Quando i suoi guerrieri cominciarono ad avvistare Cortés che si arrampicava
faticosamente con i suoi compagni lungo i sentieri che portavano all'altopiano, sarebbe
stato facilissimo annientare dall'alto quella piccola schiera in difficoltà. Montezuma invece
la credette la scorta di Quetzalcoatl, un dio azteco che, secondo il mito, era partito dal
Messico promettendo di tornare per restituirgli la prosperità.

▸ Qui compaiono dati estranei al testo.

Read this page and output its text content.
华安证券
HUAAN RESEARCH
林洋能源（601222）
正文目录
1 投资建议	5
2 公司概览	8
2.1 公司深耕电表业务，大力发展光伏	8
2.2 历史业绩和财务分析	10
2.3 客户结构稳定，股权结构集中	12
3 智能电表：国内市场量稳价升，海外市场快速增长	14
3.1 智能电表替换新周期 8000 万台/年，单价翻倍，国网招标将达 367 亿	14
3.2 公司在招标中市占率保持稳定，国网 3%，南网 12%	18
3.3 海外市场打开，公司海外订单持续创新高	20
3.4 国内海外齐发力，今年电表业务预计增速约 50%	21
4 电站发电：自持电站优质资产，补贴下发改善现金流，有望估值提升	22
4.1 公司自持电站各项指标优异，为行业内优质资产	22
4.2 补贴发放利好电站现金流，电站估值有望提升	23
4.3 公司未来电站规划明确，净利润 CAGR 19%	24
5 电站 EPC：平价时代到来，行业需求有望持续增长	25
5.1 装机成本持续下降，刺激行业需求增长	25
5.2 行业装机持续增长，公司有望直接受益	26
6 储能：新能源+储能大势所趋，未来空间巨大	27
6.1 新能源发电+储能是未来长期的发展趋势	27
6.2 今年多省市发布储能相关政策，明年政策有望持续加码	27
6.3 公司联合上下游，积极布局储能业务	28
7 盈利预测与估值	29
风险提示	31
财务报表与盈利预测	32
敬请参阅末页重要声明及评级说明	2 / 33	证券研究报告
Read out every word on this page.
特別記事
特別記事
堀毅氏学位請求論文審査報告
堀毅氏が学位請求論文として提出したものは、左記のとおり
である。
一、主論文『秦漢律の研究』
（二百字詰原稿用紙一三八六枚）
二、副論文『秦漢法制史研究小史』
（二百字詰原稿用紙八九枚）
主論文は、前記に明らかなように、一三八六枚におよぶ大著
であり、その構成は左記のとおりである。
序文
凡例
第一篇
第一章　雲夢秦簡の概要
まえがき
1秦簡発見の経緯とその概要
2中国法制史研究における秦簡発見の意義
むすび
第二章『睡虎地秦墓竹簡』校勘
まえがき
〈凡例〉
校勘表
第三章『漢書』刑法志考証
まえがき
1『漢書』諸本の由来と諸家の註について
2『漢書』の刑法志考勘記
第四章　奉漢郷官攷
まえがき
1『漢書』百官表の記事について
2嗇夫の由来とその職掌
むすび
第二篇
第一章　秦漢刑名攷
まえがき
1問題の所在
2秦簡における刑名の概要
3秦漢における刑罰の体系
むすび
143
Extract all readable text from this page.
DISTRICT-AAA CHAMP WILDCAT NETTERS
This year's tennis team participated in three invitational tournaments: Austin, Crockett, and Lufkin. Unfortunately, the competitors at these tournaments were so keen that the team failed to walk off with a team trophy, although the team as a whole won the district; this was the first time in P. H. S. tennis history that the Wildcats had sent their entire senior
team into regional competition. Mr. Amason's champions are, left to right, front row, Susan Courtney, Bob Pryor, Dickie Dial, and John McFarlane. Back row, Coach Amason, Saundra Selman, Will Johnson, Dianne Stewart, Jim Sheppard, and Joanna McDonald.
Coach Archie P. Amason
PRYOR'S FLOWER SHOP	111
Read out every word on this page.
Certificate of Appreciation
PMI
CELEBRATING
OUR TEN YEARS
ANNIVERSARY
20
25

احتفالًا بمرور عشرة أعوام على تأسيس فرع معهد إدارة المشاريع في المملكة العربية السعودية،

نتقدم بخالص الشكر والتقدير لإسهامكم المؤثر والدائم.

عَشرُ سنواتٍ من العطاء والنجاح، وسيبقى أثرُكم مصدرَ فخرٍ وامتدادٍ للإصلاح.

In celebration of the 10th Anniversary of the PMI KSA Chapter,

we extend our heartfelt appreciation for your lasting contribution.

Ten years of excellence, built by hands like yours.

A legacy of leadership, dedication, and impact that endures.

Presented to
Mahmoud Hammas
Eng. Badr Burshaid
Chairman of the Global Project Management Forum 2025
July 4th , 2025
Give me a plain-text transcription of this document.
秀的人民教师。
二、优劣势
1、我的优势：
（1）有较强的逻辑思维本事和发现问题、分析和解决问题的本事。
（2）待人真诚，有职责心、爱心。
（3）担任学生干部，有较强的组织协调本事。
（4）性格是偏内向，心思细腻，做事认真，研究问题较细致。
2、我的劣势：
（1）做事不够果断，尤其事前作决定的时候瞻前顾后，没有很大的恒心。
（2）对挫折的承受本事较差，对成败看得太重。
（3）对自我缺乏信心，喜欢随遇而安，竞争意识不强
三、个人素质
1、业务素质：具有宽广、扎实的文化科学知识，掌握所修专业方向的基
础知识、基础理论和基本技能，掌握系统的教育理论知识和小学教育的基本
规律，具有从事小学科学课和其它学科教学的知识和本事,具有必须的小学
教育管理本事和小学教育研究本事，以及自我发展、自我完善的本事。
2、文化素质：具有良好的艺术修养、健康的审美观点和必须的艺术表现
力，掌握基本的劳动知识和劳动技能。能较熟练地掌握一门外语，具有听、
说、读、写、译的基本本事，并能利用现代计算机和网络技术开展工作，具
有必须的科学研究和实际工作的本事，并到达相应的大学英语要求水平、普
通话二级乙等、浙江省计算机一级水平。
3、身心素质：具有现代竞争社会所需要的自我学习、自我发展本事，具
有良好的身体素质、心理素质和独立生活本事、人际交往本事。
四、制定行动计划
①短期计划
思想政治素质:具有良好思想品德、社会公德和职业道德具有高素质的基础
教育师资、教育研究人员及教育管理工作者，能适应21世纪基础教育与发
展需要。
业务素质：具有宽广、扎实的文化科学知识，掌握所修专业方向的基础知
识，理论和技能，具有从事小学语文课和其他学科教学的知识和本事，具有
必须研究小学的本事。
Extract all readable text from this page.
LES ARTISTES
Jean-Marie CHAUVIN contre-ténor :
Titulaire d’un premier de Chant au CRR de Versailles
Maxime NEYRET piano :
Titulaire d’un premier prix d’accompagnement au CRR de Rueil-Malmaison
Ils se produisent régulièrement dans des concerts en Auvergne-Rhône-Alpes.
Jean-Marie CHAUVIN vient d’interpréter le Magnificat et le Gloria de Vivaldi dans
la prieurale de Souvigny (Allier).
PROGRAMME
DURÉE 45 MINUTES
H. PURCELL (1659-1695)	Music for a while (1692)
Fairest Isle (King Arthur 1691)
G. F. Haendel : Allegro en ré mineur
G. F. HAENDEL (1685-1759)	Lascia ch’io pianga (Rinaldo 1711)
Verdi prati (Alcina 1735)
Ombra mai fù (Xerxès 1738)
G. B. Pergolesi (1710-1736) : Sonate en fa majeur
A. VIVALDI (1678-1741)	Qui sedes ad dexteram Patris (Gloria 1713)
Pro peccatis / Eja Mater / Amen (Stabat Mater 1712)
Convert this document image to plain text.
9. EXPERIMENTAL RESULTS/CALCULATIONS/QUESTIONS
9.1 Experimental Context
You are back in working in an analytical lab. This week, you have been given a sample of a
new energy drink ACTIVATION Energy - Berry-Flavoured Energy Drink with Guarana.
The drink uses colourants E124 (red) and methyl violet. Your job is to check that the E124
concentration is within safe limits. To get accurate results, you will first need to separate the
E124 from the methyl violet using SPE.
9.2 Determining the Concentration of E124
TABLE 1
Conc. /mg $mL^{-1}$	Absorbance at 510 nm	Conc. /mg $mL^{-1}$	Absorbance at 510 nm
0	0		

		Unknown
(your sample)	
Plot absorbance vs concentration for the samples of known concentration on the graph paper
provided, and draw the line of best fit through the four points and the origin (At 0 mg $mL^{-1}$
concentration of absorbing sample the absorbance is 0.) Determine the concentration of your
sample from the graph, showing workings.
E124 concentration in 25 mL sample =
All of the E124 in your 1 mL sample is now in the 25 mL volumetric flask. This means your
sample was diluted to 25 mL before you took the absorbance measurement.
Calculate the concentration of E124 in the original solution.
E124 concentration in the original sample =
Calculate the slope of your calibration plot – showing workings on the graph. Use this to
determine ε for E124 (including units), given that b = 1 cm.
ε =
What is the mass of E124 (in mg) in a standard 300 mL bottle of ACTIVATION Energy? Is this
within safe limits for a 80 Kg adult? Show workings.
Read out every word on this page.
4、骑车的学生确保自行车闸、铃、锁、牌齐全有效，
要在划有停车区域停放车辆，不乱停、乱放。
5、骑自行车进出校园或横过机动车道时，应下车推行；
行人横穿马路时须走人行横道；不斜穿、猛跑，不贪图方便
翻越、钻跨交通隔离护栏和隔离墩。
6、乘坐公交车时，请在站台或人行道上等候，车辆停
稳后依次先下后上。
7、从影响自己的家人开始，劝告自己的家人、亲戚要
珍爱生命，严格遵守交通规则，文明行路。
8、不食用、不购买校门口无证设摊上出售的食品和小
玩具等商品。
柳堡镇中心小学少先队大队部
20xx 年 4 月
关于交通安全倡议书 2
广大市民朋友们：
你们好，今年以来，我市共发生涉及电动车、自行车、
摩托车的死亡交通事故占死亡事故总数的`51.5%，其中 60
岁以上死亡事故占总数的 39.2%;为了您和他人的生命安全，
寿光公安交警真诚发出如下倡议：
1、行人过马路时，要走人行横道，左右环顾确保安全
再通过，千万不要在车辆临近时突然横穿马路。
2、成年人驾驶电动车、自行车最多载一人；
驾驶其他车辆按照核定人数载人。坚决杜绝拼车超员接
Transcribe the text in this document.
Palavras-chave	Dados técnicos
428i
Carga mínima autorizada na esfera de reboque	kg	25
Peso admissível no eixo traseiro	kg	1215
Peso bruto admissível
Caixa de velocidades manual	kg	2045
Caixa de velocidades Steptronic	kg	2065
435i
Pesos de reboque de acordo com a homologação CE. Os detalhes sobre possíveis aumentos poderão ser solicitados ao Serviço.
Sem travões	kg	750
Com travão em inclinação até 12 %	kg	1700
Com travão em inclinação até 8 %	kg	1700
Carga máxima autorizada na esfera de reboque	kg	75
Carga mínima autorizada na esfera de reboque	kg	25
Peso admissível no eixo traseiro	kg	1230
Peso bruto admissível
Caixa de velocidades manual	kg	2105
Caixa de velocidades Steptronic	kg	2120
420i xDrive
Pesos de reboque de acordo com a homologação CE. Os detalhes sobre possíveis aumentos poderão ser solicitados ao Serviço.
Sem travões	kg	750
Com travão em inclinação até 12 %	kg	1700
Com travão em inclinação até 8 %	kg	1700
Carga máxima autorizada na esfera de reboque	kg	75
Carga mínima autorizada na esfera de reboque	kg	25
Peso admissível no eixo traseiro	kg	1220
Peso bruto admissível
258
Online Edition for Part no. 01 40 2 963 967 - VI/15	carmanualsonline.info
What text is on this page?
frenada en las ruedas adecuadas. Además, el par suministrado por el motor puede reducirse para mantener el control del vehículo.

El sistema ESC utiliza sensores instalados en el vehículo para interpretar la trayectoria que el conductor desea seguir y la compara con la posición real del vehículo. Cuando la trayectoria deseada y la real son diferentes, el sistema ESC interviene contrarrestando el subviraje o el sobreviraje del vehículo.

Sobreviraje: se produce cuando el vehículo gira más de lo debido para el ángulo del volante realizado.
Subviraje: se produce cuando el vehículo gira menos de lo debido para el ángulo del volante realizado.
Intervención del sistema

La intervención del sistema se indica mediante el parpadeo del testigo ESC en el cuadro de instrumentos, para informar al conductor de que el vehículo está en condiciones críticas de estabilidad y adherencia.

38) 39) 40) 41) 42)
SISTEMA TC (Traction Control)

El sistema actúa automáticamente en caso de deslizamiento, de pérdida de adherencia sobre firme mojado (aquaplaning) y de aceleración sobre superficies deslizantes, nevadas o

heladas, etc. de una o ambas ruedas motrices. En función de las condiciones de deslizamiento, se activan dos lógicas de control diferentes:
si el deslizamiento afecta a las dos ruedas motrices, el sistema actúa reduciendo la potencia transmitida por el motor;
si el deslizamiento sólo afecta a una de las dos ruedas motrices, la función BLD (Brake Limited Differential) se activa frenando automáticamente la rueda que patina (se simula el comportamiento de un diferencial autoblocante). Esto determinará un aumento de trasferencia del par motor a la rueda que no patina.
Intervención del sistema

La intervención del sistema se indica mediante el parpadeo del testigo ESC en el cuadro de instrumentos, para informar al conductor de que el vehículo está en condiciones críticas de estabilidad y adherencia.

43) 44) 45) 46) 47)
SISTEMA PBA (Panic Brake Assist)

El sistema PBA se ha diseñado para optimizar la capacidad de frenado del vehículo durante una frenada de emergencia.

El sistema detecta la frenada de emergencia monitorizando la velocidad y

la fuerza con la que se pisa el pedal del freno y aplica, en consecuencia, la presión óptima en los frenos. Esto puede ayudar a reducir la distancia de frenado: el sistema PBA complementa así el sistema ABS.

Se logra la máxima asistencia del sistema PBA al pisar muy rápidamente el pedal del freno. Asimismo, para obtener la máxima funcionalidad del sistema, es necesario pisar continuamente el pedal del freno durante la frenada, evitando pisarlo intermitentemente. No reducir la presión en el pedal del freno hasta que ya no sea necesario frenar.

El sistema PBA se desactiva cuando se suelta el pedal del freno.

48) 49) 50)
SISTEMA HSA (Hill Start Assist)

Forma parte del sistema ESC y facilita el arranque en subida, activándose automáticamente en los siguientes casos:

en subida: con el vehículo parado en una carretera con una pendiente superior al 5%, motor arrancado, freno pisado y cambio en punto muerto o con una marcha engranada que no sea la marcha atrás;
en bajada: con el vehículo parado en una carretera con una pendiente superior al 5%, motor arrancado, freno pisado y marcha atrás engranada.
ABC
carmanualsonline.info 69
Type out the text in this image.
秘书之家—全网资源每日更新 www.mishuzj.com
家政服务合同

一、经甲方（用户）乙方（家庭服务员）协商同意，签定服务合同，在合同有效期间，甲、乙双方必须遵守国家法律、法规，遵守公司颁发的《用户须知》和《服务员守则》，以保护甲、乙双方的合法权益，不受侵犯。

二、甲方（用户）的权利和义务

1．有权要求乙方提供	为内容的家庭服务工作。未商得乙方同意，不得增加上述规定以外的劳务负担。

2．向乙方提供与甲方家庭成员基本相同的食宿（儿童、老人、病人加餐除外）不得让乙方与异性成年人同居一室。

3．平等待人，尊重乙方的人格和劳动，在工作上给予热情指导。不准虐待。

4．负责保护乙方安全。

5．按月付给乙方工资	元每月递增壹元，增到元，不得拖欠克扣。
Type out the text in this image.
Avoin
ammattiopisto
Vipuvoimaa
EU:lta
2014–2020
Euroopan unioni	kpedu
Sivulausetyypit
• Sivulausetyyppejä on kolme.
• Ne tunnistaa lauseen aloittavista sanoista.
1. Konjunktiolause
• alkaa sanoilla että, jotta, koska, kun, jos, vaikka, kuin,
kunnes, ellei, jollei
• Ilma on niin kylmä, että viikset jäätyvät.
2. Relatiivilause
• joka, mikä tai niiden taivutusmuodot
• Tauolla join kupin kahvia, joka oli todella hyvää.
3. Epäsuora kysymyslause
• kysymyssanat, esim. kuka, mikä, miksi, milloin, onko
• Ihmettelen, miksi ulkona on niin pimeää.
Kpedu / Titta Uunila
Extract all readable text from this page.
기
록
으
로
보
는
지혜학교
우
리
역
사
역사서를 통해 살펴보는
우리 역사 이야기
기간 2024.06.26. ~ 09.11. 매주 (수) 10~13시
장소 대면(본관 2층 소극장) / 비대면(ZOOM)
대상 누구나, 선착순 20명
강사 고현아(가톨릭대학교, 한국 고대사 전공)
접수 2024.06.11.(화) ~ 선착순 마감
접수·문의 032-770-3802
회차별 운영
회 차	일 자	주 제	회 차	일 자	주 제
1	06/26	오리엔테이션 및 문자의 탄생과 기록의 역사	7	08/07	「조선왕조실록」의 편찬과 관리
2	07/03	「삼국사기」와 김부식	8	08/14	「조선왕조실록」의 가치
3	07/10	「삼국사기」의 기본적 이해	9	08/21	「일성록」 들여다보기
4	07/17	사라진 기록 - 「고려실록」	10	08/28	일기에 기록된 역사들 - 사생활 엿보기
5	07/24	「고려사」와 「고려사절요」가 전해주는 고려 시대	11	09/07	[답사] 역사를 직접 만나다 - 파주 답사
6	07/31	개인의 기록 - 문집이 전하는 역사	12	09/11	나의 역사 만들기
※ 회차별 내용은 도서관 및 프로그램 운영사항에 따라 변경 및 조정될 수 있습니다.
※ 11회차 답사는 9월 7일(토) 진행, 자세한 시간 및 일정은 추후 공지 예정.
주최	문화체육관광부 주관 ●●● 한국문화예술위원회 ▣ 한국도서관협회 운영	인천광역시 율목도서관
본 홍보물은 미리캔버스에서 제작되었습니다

Di conseguenza Montezuma
respinse i piani d'attacco dei suoi consiglieri e accolse amichevolmente il conquistador
offrendogli splendidi doni che avrebbero dovuto placarlo e che ottennero invece l'effetto di
raddoppiare la sua cupidigia.
Cortes arrivò fino al punto di prendere re Montezuma come ostaggio, ma,
nonostante ciò, egli continuò a frenare le decine di migliaia di Aztechi che, nonostante le
armi da fuoco, avrebbero potuto annientare 500 spagnoli. Alla fine, fu ucciso dai suoi stessi
guerrieri.
Ormai però era troppo tardi: donna Marina era riuscita a stringere un'alleanza con
uno dei popoli soggetti all'impero e Cortés aveva fatto arrivare rinforzi da un avamposto
spagnolo sulla costa. Tenochtitlan fu assediata e dopo tre mesi, quando ormai i suoi
difensori erano decimati dalla fame e dalle malattie, fu espugnata.
Per gli Aztechi non ci fu alcuna pietà: dopo avere assistito ai sacrifici umani, Cortés e
i suoi erano convinti di trovarsi di fronte al demonio in persona.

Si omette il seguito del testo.